Organization structure exists to solve a problem. Once that problem is solved, it is probably time to change the organization again because there are new problems and new opportunities. The shelf life of any major effective IT organization structure is two years. Anything beyond a couple of years means IT has stagnated. External changes in the form of new technologies, or internal changes driven by new problems have arisen and the IT organization structure has to change to survive.
Think about implementing an ERP system. The sheer scope of the project typically consumes the full attention of everyone in the IT organization. The wise CIO creates an organization structure dedicated to ensuring the success of the project. The ERP becomes priority #1 by virtue of the size and impact of the implementation.
But once the ERP is implemented, the IT organization's attention has to shift. Expectations of IT change from the implementation of one big project to a plethora of follow-on projects. The organization's emphasis shifts from the management of a big bang strategic project to the management of a portfolio of tactical projects. To succeed with the new emphasis, the perceptive CIO creates a new organization structure.

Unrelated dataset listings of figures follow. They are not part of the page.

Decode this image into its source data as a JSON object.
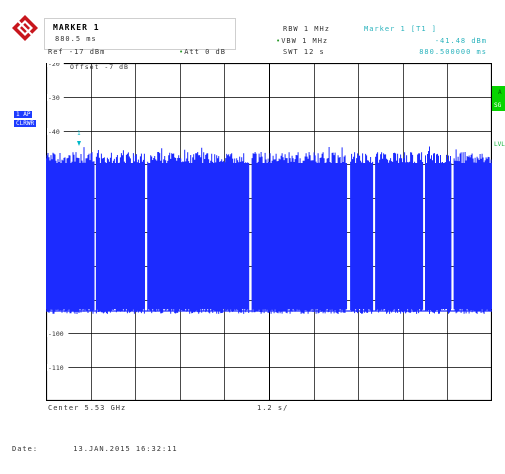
{
  "header": {
    "marker_box": {
      "title": "MARKER 1",
      "time": "880.5 ms"
    },
    "ref": "Ref -17 dBm",
    "att": "Att  0 dB",
    "rbw": "RBW 1 MHz",
    "vbw": "VBW 1 MHz",
    "swt": "SWT 12 s",
    "marker_readout": {
      "label": "Marker 1 [T1 ]",
      "level": "-41.48 dBm",
      "time": "880.500000 ms"
    }
  },
  "plot": {
    "offset": "Offset -7 dB",
    "y_tick_labels": [
      "-20",
      "-30",
      "-40",
      "-100",
      "-110"
    ],
    "marker_index": "1",
    "center": "Center 5.53 GHz",
    "span_per_div": "1.2 s/",
    "trace_color": "#1c2bff",
    "grid_color": "#000000",
    "trace_segments": [
      {
        "start": 0.0,
        "end": 0.108
      },
      {
        "start": 0.113,
        "end": 0.222
      },
      {
        "start": 0.228,
        "end": 0.455
      },
      {
        "start": 0.462,
        "end": 0.675
      },
      {
        "start": 0.683,
        "end": 0.733
      },
      {
        "start": 0.739,
        "end": 0.845
      },
      {
        "start": 0.851,
        "end": 0.909
      },
      {
        "start": 0.915,
        "end": 1.0
      }
    ]
  },
  "left_panel": {
    "trace_label": "1 AP",
    "mode_label": "CLRWR"
  },
  "right_panel": {
    "a_label": "A",
    "sg_label": "SG",
    "lvl_label": "LVL"
  },
  "footer": {
    "date_label": "Date:",
    "date_value": "13.JAN.2015  16:32:11"
  },
  "colors": {
    "logo_red": "#c8161d",
    "right_bar": "#07d400",
    "marker_cyan": "#00b8c8"
  }
}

This constant change approach can be difficult for some external groups to understand. For example, HR never likes organization changes. Not because it means more work for them, but because it means turmoil in the institution. Their job is to promote stability and constant IT change does not fit the typical HR model. Across the organization, most departments are not compelled to change nearly as rapidly as the IT department. External and internal change vectors are less common in departments like accounting or procurement.
But the fundamental rules of IT change constantly. Working in IT is like working in an accounting world where the generally accepted accounting principles (GAAP) change every year. If GAAP changed every couple of years in the real world, then the accounting department would have to re-organize much more often. That is what makes IT organization changes so special. Our rules change almost daily. We can't afford to wait. The world of technology passes us by if we don't have the right people focusing on the right things. We get stale, old, and unwanted pretty quickly if we aren't structured to take advantage of the latest and greatest technologies.
Value generation from new systems-based processes or market-grabbing technology-driven innovation can only come from nimble IT organizations. Agility in IT comes from a simple willingness to change everything, especially the organization structure. Organizations get value from information systems organization that can turn on a dime.
The external IT environment has already changed from the time you started reading this article. Have you thought about what that means to your IT department's structure? If you aren't already thinking about your next IT organization change you should be thinking about your next job ... maybe in accounting?